Стоик рассмеялся и погладил Главного Судью по голове.
– Да нет! Нет, мой добрый Шандарашка, думаю, ты подзабыл Правила. Заплыв начинается, только когда поплывешь…
– Разумеется, я помню правила, – спокойно ответил Судья. – Я Судья. Вышел из воды – вышел из Заплыва.
– Но… но… но… мы ведь уже возвращаемся обратно в воду! – От ужаса Большегрудая Берта начала заикаться.
– Нет, не возвращаетесь, – сказал Главный Судья. – Мое решение окончательно.
Казалось, Берта со Стоиком сейчас взорвутся.
– Старый Сморчок! – задохнулся Стоик. – Скажи ему! Мы же не можем ПРОИГРАТЬ Заплыв!
Старый Сморчок обозрел двадцать стоявших перед ним песочных часов.
– Боюсь, вы таки проиграли, – печально отозвался он. – И ровно за три минуты двадцать две секунды. Новый рекорд состязаний.
– Но я чемпионка архипелага по плаванию! – вскричала Большегрудая Берта, вскидывая в воздух здоровенный кулак. – Берта Непотопляемая!
– И ОБЖОРА ДУШЕГУБ СКАЗАЛ, ЧТО ВСЕ БУДЕТ В ПОРЯДКЕ! – крикнул Стоик.
И как только он произнес эти слова, до Стоика и Берты наконец дошло (увы, они были не самыми смышлеными вождями на архипелаге), что их провели.
Две минуты назад Берта и Стоик трусили по песку, все такие гордые и надутые, словно пара толстых петухов, такие уверенные в победе…
И вот они уже сдулись, будто пара больших и красивых воздушных шариков, из которых выпустили воздух. Бертины буфера поникли, великолепные бицепсы Стоика опали.
– Вот ведь гнилая, низкая, коварная душегубская вонючка! – процедил Стоик сквозь стиснутые зубы. – Взял и обманом выставил нас проигравшими в Заплыве!
3. Ну разве Сморкала не душка?
Иккинг, Рыбьеног с Камикадзой не видели, что происходило на берегу у них за спиной.
Им было не до того.
Иккинг, сгорая от смущения из-за сцены на пляже, постарался отплыть от берега так быстро, как только мог.
– Подожди, – умолял Рыбьеног, неуклюже бултыхаясь по-собачьи следом за Камикадзой и Иккингом. – В этих чертовых нарукавниках действительно трудно плыть. Нам же не надо заплывать слишком далеко, мы же не воины, мы так, забавы ради вздумали поучаствовать… Если, конечно, считать забавной идеей отморозить себе рога в кишащих акулогадами водах…
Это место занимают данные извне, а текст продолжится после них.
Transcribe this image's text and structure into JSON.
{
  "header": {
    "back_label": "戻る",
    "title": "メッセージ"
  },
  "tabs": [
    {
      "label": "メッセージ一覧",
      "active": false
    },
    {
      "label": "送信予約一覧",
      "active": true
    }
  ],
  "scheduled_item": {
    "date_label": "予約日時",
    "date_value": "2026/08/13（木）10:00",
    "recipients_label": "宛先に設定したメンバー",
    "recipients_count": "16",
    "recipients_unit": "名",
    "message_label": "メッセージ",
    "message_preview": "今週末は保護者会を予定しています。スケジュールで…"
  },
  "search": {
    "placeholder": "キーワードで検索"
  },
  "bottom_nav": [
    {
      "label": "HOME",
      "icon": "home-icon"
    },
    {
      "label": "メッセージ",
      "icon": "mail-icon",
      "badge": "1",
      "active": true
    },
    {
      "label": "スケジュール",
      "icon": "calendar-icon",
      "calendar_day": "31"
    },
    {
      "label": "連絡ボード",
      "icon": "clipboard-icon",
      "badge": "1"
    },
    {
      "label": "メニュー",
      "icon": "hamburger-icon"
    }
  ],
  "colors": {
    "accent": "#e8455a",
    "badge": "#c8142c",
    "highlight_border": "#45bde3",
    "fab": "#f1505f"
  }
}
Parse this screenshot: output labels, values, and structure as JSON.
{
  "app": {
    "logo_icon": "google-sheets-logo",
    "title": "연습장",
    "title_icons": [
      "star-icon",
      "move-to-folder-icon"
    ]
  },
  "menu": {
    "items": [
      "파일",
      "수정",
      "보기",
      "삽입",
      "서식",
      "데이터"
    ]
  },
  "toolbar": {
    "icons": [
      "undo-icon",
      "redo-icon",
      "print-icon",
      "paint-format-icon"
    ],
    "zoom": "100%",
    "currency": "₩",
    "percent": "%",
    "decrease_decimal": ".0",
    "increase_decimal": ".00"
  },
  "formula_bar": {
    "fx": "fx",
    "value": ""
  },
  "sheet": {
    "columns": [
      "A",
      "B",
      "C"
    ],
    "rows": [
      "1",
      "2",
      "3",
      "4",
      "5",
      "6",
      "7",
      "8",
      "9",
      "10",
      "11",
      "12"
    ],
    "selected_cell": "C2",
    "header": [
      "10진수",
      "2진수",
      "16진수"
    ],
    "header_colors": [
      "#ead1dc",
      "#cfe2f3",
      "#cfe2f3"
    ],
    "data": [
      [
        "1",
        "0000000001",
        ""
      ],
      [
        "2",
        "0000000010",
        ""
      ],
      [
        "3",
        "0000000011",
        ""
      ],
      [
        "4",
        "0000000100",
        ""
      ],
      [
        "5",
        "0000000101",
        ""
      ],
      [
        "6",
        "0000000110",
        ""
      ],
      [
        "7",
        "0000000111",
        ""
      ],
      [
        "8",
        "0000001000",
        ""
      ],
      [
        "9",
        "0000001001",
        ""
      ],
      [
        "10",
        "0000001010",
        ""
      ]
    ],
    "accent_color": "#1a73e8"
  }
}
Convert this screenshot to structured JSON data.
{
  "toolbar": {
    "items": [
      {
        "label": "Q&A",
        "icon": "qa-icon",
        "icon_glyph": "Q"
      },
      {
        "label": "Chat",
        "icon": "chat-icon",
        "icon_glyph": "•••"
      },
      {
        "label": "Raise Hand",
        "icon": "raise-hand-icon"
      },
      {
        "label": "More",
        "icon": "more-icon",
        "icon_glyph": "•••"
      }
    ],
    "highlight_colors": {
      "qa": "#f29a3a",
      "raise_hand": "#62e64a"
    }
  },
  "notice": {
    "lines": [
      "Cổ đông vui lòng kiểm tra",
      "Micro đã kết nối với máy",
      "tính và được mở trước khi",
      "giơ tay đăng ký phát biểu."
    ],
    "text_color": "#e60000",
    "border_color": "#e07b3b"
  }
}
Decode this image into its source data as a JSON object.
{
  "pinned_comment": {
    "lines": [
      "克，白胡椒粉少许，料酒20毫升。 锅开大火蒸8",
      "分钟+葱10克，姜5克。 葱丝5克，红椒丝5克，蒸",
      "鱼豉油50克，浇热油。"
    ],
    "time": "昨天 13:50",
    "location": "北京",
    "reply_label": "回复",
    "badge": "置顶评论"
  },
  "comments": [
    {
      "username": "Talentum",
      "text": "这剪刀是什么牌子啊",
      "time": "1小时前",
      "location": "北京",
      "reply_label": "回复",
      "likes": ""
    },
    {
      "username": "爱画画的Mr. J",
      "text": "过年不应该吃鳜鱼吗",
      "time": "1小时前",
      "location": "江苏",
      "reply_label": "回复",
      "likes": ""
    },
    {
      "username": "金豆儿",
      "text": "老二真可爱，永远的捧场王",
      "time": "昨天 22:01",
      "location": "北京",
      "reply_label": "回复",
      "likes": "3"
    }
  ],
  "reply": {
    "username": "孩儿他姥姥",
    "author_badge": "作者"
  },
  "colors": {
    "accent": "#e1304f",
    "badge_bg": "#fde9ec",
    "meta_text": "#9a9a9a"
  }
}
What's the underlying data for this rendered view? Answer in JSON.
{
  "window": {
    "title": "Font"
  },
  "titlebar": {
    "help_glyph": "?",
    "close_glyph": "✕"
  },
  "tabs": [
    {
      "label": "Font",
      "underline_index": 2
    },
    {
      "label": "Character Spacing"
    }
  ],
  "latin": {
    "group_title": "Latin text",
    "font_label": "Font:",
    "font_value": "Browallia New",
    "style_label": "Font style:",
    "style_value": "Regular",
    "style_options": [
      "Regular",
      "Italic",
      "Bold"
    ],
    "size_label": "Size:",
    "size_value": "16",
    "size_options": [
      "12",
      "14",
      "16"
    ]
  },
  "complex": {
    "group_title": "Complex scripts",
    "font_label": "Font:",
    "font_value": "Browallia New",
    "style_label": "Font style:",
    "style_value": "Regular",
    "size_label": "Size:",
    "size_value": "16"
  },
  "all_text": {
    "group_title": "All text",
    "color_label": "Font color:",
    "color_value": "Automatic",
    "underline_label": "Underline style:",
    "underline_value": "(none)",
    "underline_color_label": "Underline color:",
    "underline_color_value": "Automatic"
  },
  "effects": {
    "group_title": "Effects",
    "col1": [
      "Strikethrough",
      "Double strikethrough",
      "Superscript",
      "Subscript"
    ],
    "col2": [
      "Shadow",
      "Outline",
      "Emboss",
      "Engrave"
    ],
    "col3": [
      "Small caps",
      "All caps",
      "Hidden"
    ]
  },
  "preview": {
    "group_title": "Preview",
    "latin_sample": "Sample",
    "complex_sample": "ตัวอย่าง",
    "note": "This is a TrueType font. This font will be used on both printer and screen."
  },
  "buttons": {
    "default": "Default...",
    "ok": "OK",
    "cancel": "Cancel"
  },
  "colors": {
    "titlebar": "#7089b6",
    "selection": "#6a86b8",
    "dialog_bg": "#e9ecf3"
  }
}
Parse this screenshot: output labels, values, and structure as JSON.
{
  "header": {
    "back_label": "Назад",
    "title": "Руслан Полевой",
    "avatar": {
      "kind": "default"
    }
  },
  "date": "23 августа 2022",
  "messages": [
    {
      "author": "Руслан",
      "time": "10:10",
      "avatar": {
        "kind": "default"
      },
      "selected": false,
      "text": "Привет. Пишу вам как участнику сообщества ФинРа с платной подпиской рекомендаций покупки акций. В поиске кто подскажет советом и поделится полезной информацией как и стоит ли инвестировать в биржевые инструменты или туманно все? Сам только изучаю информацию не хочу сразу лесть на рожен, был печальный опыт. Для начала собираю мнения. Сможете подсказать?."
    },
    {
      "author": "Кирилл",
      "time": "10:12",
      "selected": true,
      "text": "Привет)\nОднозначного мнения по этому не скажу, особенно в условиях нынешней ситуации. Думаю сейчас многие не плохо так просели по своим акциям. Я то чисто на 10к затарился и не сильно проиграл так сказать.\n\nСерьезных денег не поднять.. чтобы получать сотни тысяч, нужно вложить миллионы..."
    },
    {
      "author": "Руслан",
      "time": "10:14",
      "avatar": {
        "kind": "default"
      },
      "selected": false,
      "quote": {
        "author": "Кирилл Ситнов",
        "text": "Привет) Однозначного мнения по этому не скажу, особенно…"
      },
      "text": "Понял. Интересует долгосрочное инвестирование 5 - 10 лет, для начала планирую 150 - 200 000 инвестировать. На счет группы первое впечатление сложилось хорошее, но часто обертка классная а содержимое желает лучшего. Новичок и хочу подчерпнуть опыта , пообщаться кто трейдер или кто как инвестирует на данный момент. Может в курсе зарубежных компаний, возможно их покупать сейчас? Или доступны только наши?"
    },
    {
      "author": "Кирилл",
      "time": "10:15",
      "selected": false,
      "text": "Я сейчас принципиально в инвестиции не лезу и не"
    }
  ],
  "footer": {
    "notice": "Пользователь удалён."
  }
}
Оказавшись на глубине, Иккинг чуть не потонул – вес щита и меча прямо дернул его ко дну. Чтобы просто удержать подбородок над водой, приходилось бешено работать ногами.
Даже от Камикадзы плавание в полной выкладке требовало изрядной сосредоточенности. Меч и кинжалы тянули ее вниз и вправо так сильно, что она невольно плыла кругами.
– О БОГИ! – сетовал Иккинг. – Ну и как тут можно победить Сморкалу?
Все силы у них уходили на то, чтобы удержаться на плаву, и они так сосредоточились на этом, что не заметили подобравшихся со спины Сморкалу и Песьедуха Тугодума (хотя Песьедух шлепал лапищами по воде громче бегемота в ванне).
Два негодяя подслушали последнюю часть беседы, и Сморкала едва не захлебнулся от хохота.
– Ты сам сказал это, Иккинг, неудачник несчастный! – каркнул он. – Чтобы кто-то из вашей троицы победил меня? В жизни не слышал ничего смешнее!
– Гы-гы-гы! – ржал Песьедух, фыркая морской водой.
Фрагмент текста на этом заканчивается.